A Mathematical Model for the Reduction Kinetics of Iron Oxide in Electric Furnace Slags by Graphite Injection.

Abstract

A three-phase, solid-gas-liquid, reactive jet is mathematically modeled in time domain for the injecting operation of graphite particles in complex electric furnace steelmaking slags to reduce the iron oxide contents. The model takes into account the jet penetration in the liquid, the physical changes that the slag suffers due to chemical composition variations, the surface active effects of silica in molten slags and the coupling-uncoupling flow characteristics between the carrier gas and the solid particles in the molten phase.

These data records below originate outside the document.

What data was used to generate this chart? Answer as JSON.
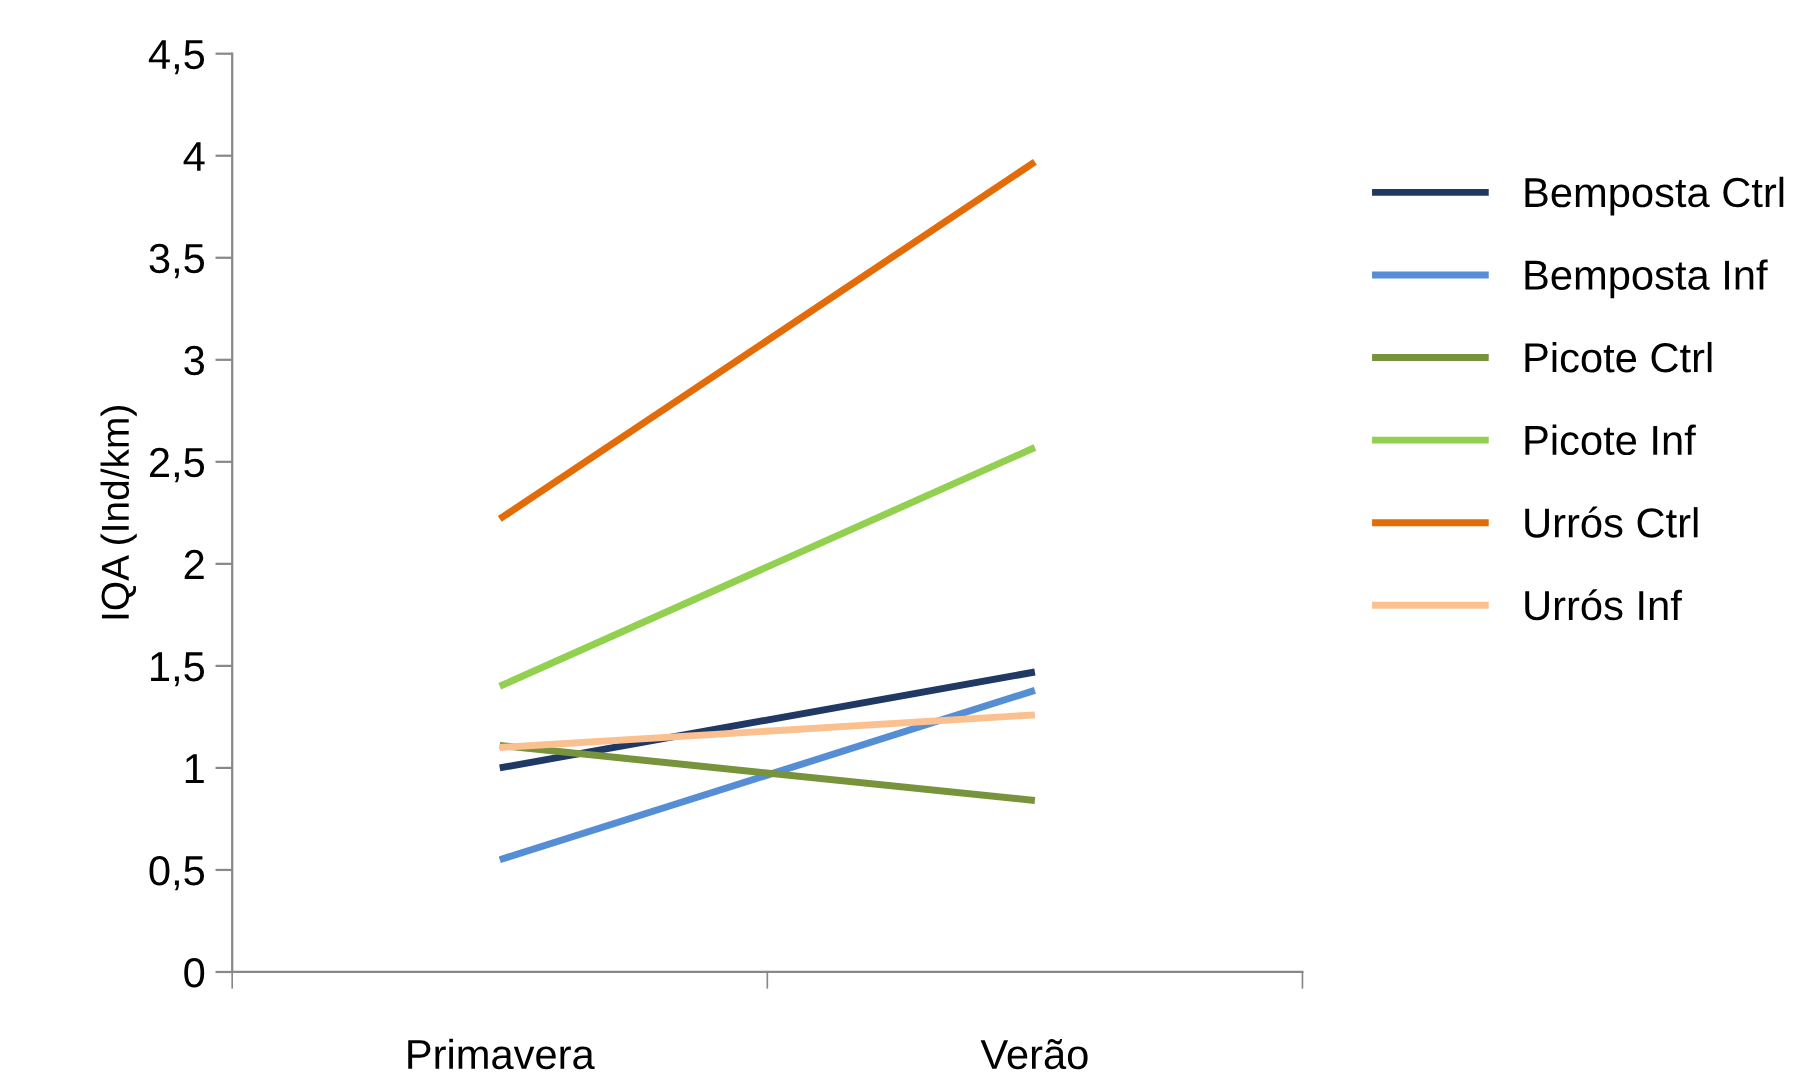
{
  "chart_data": {
    "type": "line",
    "ylabel": "IQA (Ind/km)",
    "categories": [
      "Primavera",
      "Verão"
    ],
    "series": [
      {
        "name": "Bemposta Ctrl",
        "color": "#1f3864",
        "values": [
          1.0,
          1.47
        ]
      },
      {
        "name": "Bemposta Inf",
        "color": "#558ed5",
        "values": [
          0.55,
          1.38
        ]
      },
      {
        "name": "Picote Ctrl",
        "color": "#77933c",
        "values": [
          1.11,
          0.84
        ]
      },
      {
        "name": "Picote Inf",
        "color": "#92d050",
        "values": [
          1.4,
          2.57
        ]
      },
      {
        "name": "Urrós Ctrl",
        "color": "#e36c09",
        "values": [
          2.22,
          3.97
        ]
      },
      {
        "name": "Urrós Inf",
        "color": "#fac090",
        "values": [
          1.1,
          1.26
        ]
      }
    ],
    "ylim": [
      0,
      4.5
    ],
    "yticks": [
      0,
      {
        "value": 0.5,
        "label": "0,5"
      },
      1,
      {
        "value": 1.5,
        "label": "1,5"
      },
      2,
      {
        "value": 2.5,
        "label": "2,5"
      },
      3,
      {
        "value": 3.5,
        "label": "3,5"
      },
      4,
      {
        "value": 4.5,
        "label": "4,5"
      }
    ],
    "grid": false,
    "legend": "right",
    "marker": "none",
    "line_style": "solid"
  }
}
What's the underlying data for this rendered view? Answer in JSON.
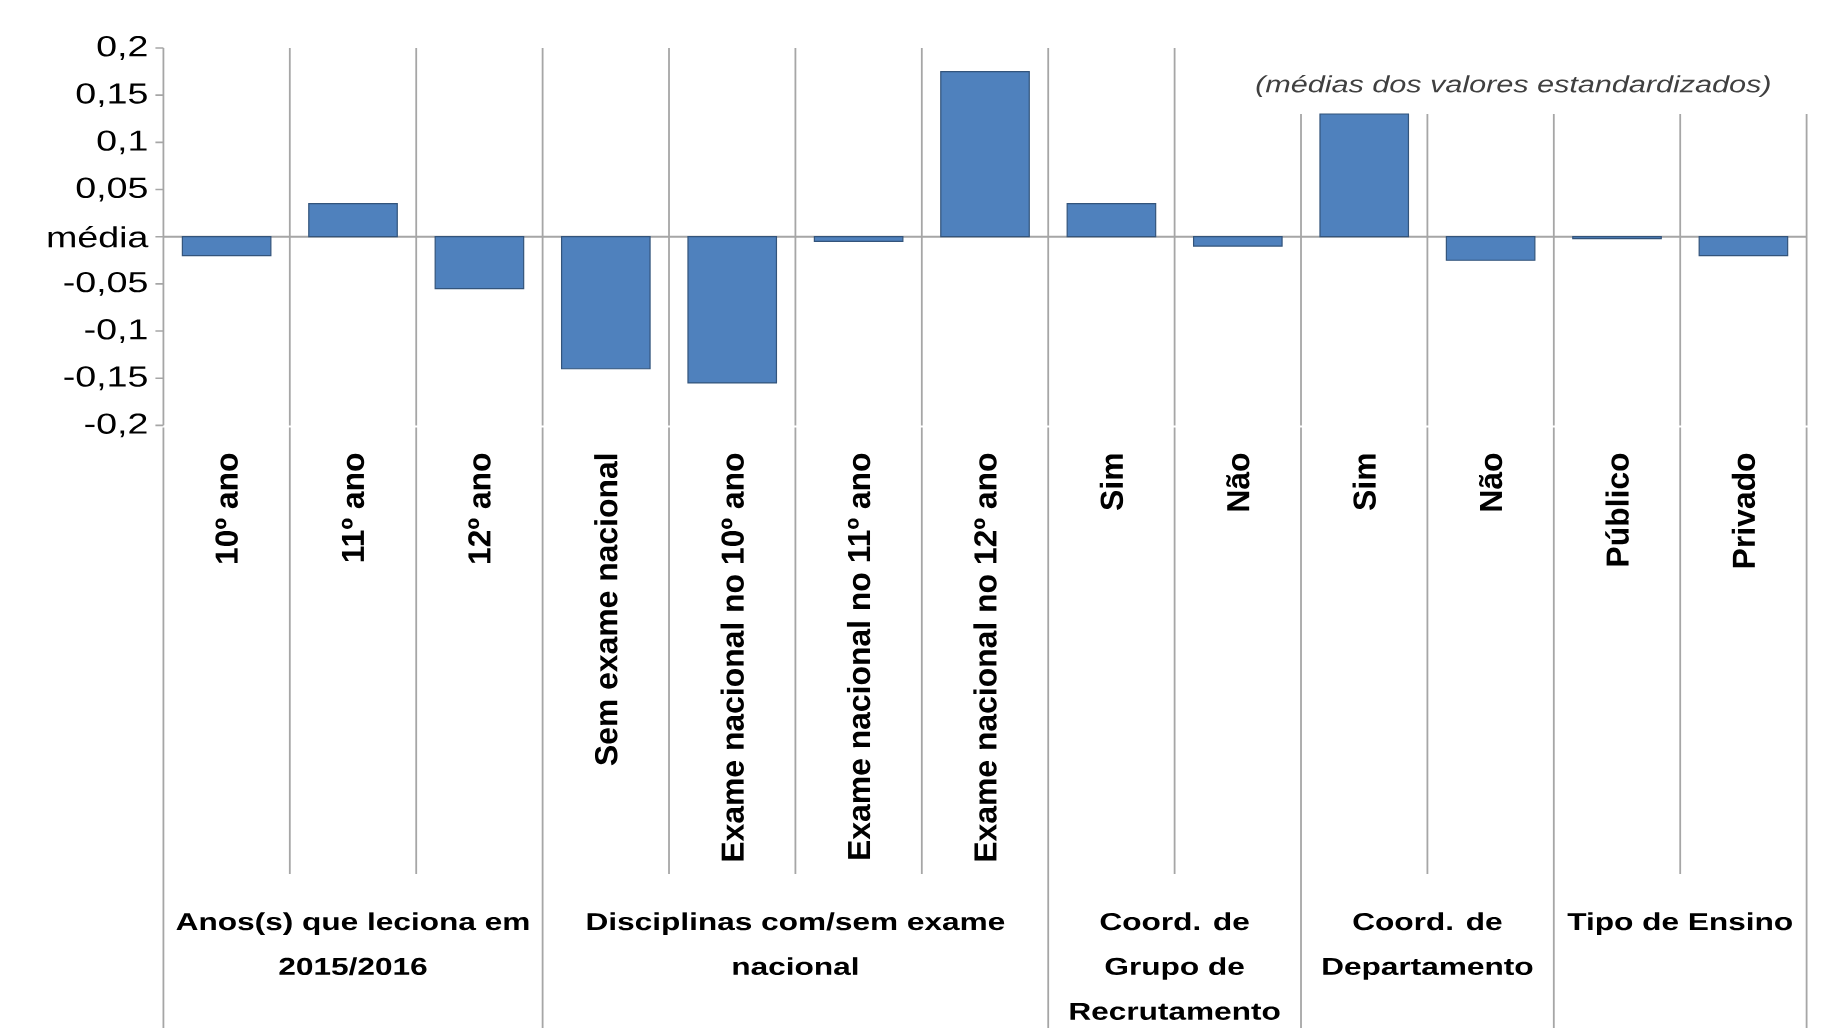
{
  "chart_data": {
    "type": "bar",
    "categories": [
      "10º ano",
      "11º ano",
      "12º ano",
      "Sem exame nacional",
      "Exame nacional no 10º ano",
      "Exame nacional no 11º ano",
      "Exame nacional no 12º ano",
      "Sim",
      "Não",
      "Sim",
      "Não",
      "Público",
      "Privado"
    ],
    "values": [
      -0.02,
      0.035,
      -0.055,
      -0.14,
      -0.155,
      -0.005,
      0.175,
      0.035,
      -0.01,
      0.13,
      -0.025,
      -0.002,
      -0.02
    ],
    "color": "#4f81bd",
    "ylim": [
      -0.2,
      0.2
    ],
    "yticks": [
      {
        "value": 0.2,
        "label": "0,2"
      },
      {
        "value": 0.15,
        "label": "0,15"
      },
      {
        "value": 0.1,
        "label": "0,1"
      },
      {
        "value": 0.05,
        "label": "0,05"
      },
      {
        "value": 0,
        "label": "média"
      },
      {
        "value": -0.05,
        "label": "-0,05"
      },
      {
        "value": -0.1,
        "label": "-0,1"
      },
      {
        "value": -0.15,
        "label": "-0,15"
      },
      {
        "value": -0.2,
        "label": "-0,2"
      }
    ],
    "annotations": [
      "(médias dos valores estandardizados)",
      "Anos(s) que leciona em 2015/2016",
      "Disciplinas com/sem exame nacional",
      "Coord. de Grupo de Recrutamento",
      "Coord. de Departamento",
      "Tipo de Ensino"
    ]
  }
}
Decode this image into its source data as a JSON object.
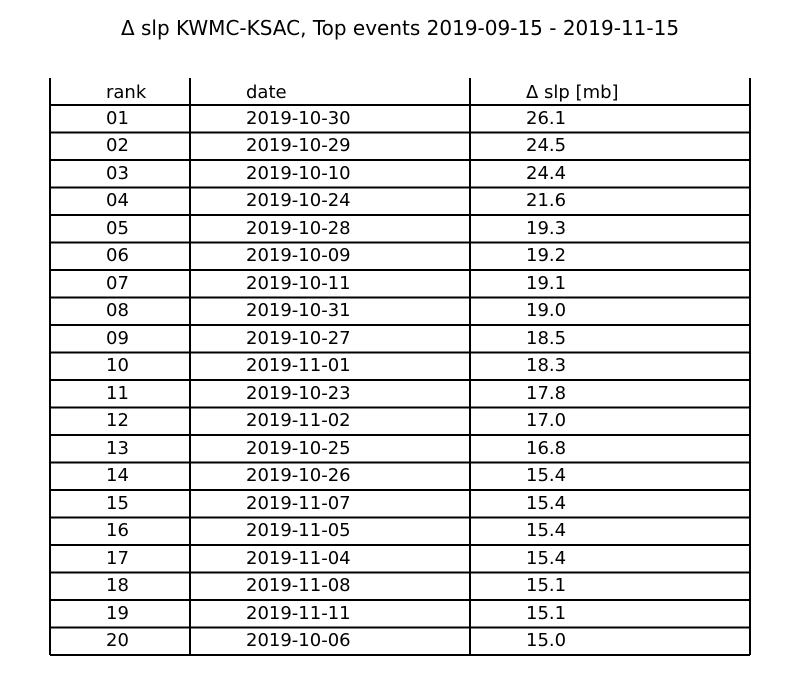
{
  "chart_data": {
    "type": "table",
    "title": "Δ slp KWMC-KSAC, Top events 2019-09-15 - 2019-11-15",
    "columns": [
      "rank",
      "date",
      "Δ slp [mb]"
    ],
    "rows": [
      [
        "01",
        "2019-10-30",
        "26.1"
      ],
      [
        "02",
        "2019-10-29",
        "24.5"
      ],
      [
        "03",
        "2019-10-10",
        "24.4"
      ],
      [
        "04",
        "2019-10-24",
        "21.6"
      ],
      [
        "05",
        "2019-10-28",
        "19.3"
      ],
      [
        "06",
        "2019-10-09",
        "19.2"
      ],
      [
        "07",
        "2019-10-11",
        "19.1"
      ],
      [
        "08",
        "2019-10-31",
        "19.0"
      ],
      [
        "09",
        "2019-10-27",
        "18.5"
      ],
      [
        "10",
        "2019-11-01",
        "18.3"
      ],
      [
        "11",
        "2019-10-23",
        "17.8"
      ],
      [
        "12",
        "2019-11-02",
        "17.0"
      ],
      [
        "13",
        "2019-10-25",
        "16.8"
      ],
      [
        "14",
        "2019-10-26",
        "15.4"
      ],
      [
        "15",
        "2019-11-07",
        "15.4"
      ],
      [
        "16",
        "2019-11-05",
        "15.4"
      ],
      [
        "17",
        "2019-11-04",
        "15.4"
      ],
      [
        "18",
        "2019-11-08",
        "15.1"
      ],
      [
        "19",
        "2019-11-11",
        "15.1"
      ],
      [
        "20",
        "2019-10-06",
        "15.0"
      ]
    ]
  }
}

The mathematical simulations indicate that at small particle sizes (100-150 μm) the reaction kinetics is controlled by the gas-melt interface, under this regime acid slags show higher reduction rates than basic ones. At larger sizes this reaction is controlled by the mass transfer of iron oxide from the bulk phase to the gas-melt interface and basic slags show higher reduction rates than acid ones. To obtain a given reduction rate of iron oxide there is an optimum particle size at which the consumption rate of the reducing agent is minimum. Below this size the particle is consumed by the reaction without reaching high efficiencies. Above this minimum the particle size is so large that it exits the molten bath only partially reached decreasing also the efficiency of the reaction. Just at this minimum the particle is totally consumed by the reaction with a minimum consumption rate of the reducing agent.